BasisBijbel

2 Koningen 13:1-8 BasisBijbel (BB)

1. Toen Joas, de zoon van Ahazia, 23 jaar koning van Juda was, werd Joahaz, de zoon van Jehu, koning van Israël. Hij regeerde 17 jaar in Samaria.

2. Hij leefde niet zoals de Heer het wil. Hij deed dezelfde slechte dingen als vroeger koning Jerobeam, de zoon van Nebat, had gedaan. Hij ging daar gewoon mee door. En door zijn schuld deed Israël dezelfde slechte dingen als hij.

3. Daarom werd God kwaad op Israël. Hij gaf hen in de macht van koning Hazaël van Aram. En later in de macht van de zoon van Hazaël: koning Benhadad.

4. Maar na enige tijd kreeg koning Joahaz echt spijt en wilde hij de Heer weer gehoorzaam zijn. De Heer luisterde naar zijn gebed.
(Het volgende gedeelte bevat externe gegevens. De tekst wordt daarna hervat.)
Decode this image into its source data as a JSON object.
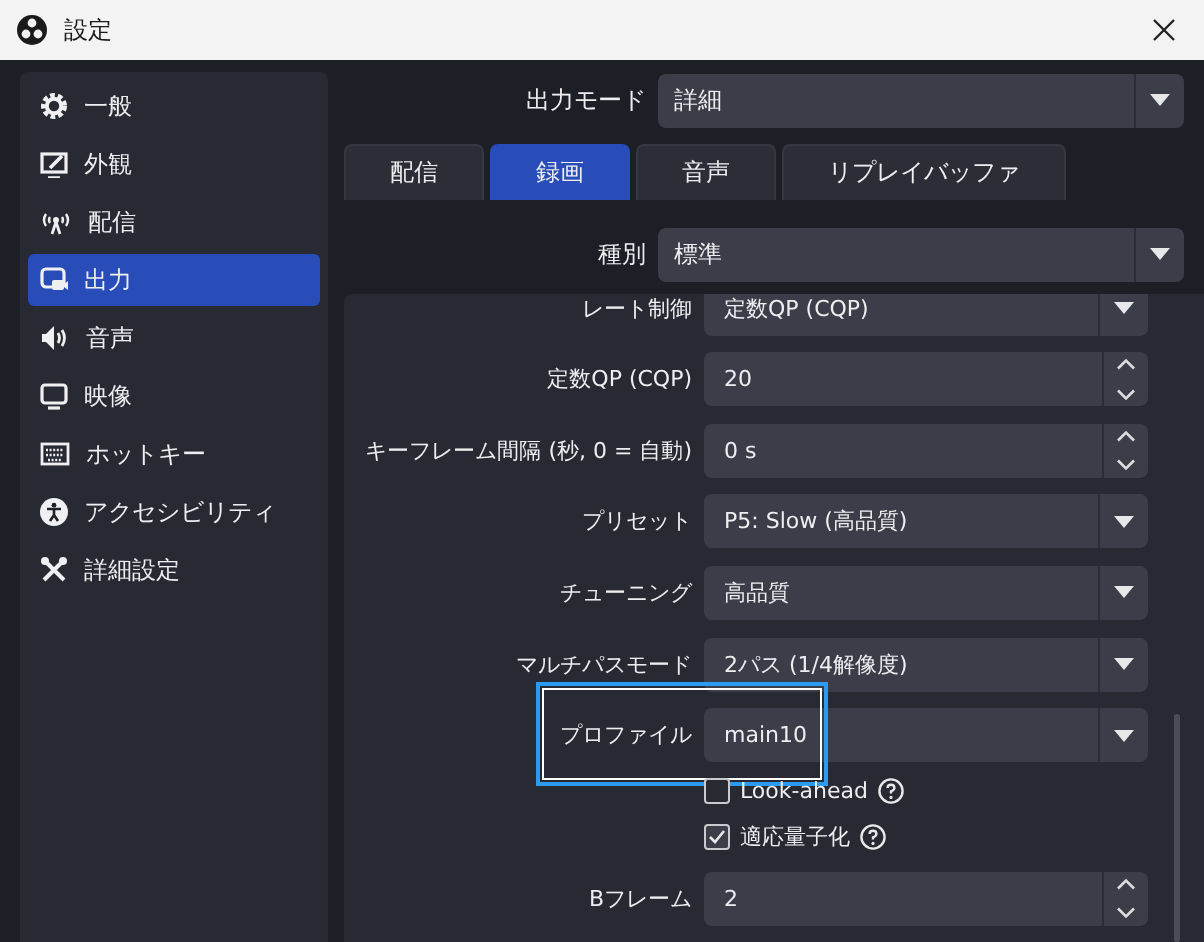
{
  "window": {
    "title": "設定"
  },
  "sidebar": {
    "items": [
      {
        "label": "一般",
        "selected": false
      },
      {
        "label": "外観",
        "selected": false
      },
      {
        "label": "配信",
        "selected": false
      },
      {
        "label": "出力",
        "selected": true
      },
      {
        "label": "音声",
        "selected": false
      },
      {
        "label": "映像",
        "selected": false
      },
      {
        "label": "ホットキー",
        "selected": false
      },
      {
        "label": "アクセシビリティ",
        "selected": false
      },
      {
        "label": "詳細設定",
        "selected": false
      }
    ]
  },
  "output_mode": {
    "label": "出力モード",
    "value": "詳細"
  },
  "tabs": [
    {
      "label": "配信",
      "selected": false
    },
    {
      "label": "録画",
      "selected": true
    },
    {
      "label": "音声",
      "selected": false
    },
    {
      "label": "リプレイバッファ",
      "selected": false
    }
  ],
  "type": {
    "label": "種別",
    "value": "標準"
  },
  "settings": [
    {
      "kind": "combo",
      "label": "レート制御",
      "value": "定数QP (CQP)",
      "highlighted": false
    },
    {
      "kind": "spin",
      "label": "定数QP (CQP)",
      "value": "20",
      "highlighted": false
    },
    {
      "kind": "spin",
      "label": "キーフレーム間隔 (秒, 0 = 自動)",
      "value": "0 s",
      "highlighted": false
    },
    {
      "kind": "combo",
      "label": "プリセット",
      "value": "P5: Slow (高品質)",
      "highlighted": false
    },
    {
      "kind": "combo",
      "label": "チューニング",
      "value": "高品質",
      "highlighted": false
    },
    {
      "kind": "combo",
      "label": "マルチパスモード",
      "value": "2パス (1/4解像度)",
      "highlighted": false
    },
    {
      "kind": "combo",
      "label": "プロファイル",
      "value": "main10",
      "highlighted": true
    },
    {
      "kind": "check",
      "label": "Look-ahead",
      "checked": false
    },
    {
      "kind": "check",
      "label": "適応量子化",
      "checked": true
    },
    {
      "kind": "spin",
      "label": "Bフレーム",
      "value": "2",
      "highlighted": false
    }
  ]
}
Want Hij had gezien hoe wreed de koning van Aram voor Israël was.

5. Daarom gaf de Heer aan Israël een redder. Hij redde hen uit de macht van de koning van Aram en de Israëlieten konden weer rustig wonen.

6. Toch bleven ze dezelfde slechte dingen doen die vroeger koning Jerobeam en zijn familie hadden gedaan. Ze gingen daar gewoon mee door. Ook bleef in Samaria de heilige paal staan.

7. De koning van Aram had ervoor gezorgd dat Joahaz nog maar een klein leger had: 50 ruiters, 10 strijdwagens en 10.000 mannen te voet. De rest van het leger had hij gedood. Hij had hen totaal vernietigd.

8. De rest van wat Joahaz allemaal heeft gedaan, met al zijn dappere daden, staat opgeschreven in de boeken met de geschiedenis van de koningen van Israël.